Бледный месяц, взойдя над разрушенным хеймом, уселся на печную трубу. Дженна стояла одна, а споры в лагере все не утихали.
– Ты была права, – сказал чей-то голос сзади. Дженна обернулась и увидела Скаду.
– Но и неправа тоже.
– Как можно быть и правой, и неправой?
– Ты правильно сделала, что не убила его, но надо было найти такие слова, которые убедили бы всех и без этого.
– Какие еще слова?
– Ты могла бы сказать: «Медведь склонился передо мной, и ему нет нужды умирать от моей руки».
– Ага. И прибавить заодно, что луна черная. Что поделаешь – оплошала.
– Верно, оплошала, – засмеялась Скада. – И теперь, милая моя Анна, темная, – она указала на себя, – и светлая, – она указала на Дженну, – дела твои куда как плохи.
– Не мои, а наши.
– Ах, теперь уже наши? Наконец-то ты позволила мне разделить с тобой вину.
– Как можешь ты смеяться в такое время?
– Дженна, для смеха всегда есть время. И что-то в тебе смеется, раз я это делаю. Я ведь не чужая. Я – это ты.
– Но мне ничуть не хочется смеяться, – с несчастным видом сказала Дженна.
– Зато мне хочется. – Скада откинула голову и расхохоталась.
Дженна помимо воли присоединилась к ней.
– Ну как, полегчало теперь? – спросила Скада.
– Не совсем.
– Так-таки и ни чуточки?
– Скада, ты просто невозможна.
Скада покачала головой в подражание Дженне.
– Это потому, что я голодная. Пойдем-ка подкрепимся чем-нибудь.
И они рука об руку отправились на кухню.
На полдороги их остановил Джарет. Он делал руками отчаянные знаки, пытаясь что-то передать. Его пальцы плели в воздухе самые замысловатые узоры, но Дженна поняла только, что он о чем-то предостерегает.
– Кошка… – разгадала она.
– И бык… – добавила Скада.
Джарет смотрел на них с мольбой, и горло его напрягалось от усилия что-то сказать.
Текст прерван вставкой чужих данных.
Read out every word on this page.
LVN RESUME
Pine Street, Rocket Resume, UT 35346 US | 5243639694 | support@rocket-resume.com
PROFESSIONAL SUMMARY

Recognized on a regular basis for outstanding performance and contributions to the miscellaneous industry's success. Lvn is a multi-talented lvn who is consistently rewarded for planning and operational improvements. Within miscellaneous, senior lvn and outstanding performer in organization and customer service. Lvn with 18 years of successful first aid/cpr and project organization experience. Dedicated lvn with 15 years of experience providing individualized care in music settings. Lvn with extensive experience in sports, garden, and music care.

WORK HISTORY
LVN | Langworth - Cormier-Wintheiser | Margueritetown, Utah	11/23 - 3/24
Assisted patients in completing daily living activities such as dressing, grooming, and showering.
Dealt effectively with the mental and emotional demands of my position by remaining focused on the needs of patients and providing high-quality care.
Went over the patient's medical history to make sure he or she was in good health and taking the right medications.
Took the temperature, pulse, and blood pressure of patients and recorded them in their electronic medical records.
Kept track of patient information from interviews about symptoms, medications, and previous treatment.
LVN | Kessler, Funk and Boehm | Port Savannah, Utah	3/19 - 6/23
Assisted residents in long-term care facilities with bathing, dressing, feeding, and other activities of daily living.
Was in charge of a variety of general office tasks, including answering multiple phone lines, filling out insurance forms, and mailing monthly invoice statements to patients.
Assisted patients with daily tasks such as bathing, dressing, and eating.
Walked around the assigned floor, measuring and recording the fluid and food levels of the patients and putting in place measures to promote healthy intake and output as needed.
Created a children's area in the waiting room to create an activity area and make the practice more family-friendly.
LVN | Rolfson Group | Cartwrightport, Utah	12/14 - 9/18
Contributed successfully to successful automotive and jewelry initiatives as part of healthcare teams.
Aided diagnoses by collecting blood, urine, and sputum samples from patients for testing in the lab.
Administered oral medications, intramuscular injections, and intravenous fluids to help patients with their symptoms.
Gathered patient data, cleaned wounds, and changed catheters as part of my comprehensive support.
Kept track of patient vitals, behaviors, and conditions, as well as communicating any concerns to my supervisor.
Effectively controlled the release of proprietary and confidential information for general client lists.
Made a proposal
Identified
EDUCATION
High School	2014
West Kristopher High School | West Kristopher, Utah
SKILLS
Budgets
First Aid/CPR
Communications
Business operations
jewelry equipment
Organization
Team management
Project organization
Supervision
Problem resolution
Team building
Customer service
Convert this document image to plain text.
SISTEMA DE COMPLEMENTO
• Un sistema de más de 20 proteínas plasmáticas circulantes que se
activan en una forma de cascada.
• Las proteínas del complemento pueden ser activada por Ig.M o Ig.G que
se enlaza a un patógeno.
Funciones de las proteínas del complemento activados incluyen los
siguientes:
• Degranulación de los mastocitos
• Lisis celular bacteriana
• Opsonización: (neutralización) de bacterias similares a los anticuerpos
– Мы будем осторожны, – сказала Дженна. – Не беспокойся. Спасибо, что предупредил нас. – Но, отойдя, она шепнула Скаде: – Жаль, что я не срезала с него это ожерелье и не дала ему высказаться.
– Несмотря на все последствия? – спросила Скада.
– Да! – сердито сказала Дженна. – Как может волшебство Альты быть добрым, если оно вредит Ее сторонникам не меньше, чем Ее врагам? Десять хеймов погибло, Джарет лишился дара речи, а мы все стали убийцами во имя Ее.
– Но и героями тоже, – сказала Скада.
Дженна повернулась к ней лицом.
– Погляди вокруг, сестра. Погляди хорошенько. Где ты тут видишь героев?
Они поглядели вместе. У трубы стоял король с кубком в руке, мрачно глядя в него, словно читая там свое незавидное будущее. Рядом несли караул двое солдат в грязных бурых камзолах и рваных штанах. Один чистил клинок рукавом. Вокруг костров пили и болтали воины. Огонек у ворот высвечивал чумазые лица Петры и мальчиков. Она рассказывала им что-то, помогая себе руками. В дальнем углу, около пяти уцелевших еще ступенек разрушенной лестницы, сидели Пит с Катроной по одну сторону и Катри по другую. Они шептали ему что-то в оба уха, а он с улыбкой обнимал их. Потом они встали и ушли куда-то по освещенной луной дороге.
– А каким, по-твоему, должен быть герой? – спросила Скада. – Блестящий шлем, свежий камзол, чисто вымытые волосы и рот, полный белых зубов?
– Во всяком случае, не таким, как они.
Скада потрясла головой, словно ветерок дунул в лицо Дженне.
– Ошибаешься, сестра. Мы здесь все герои.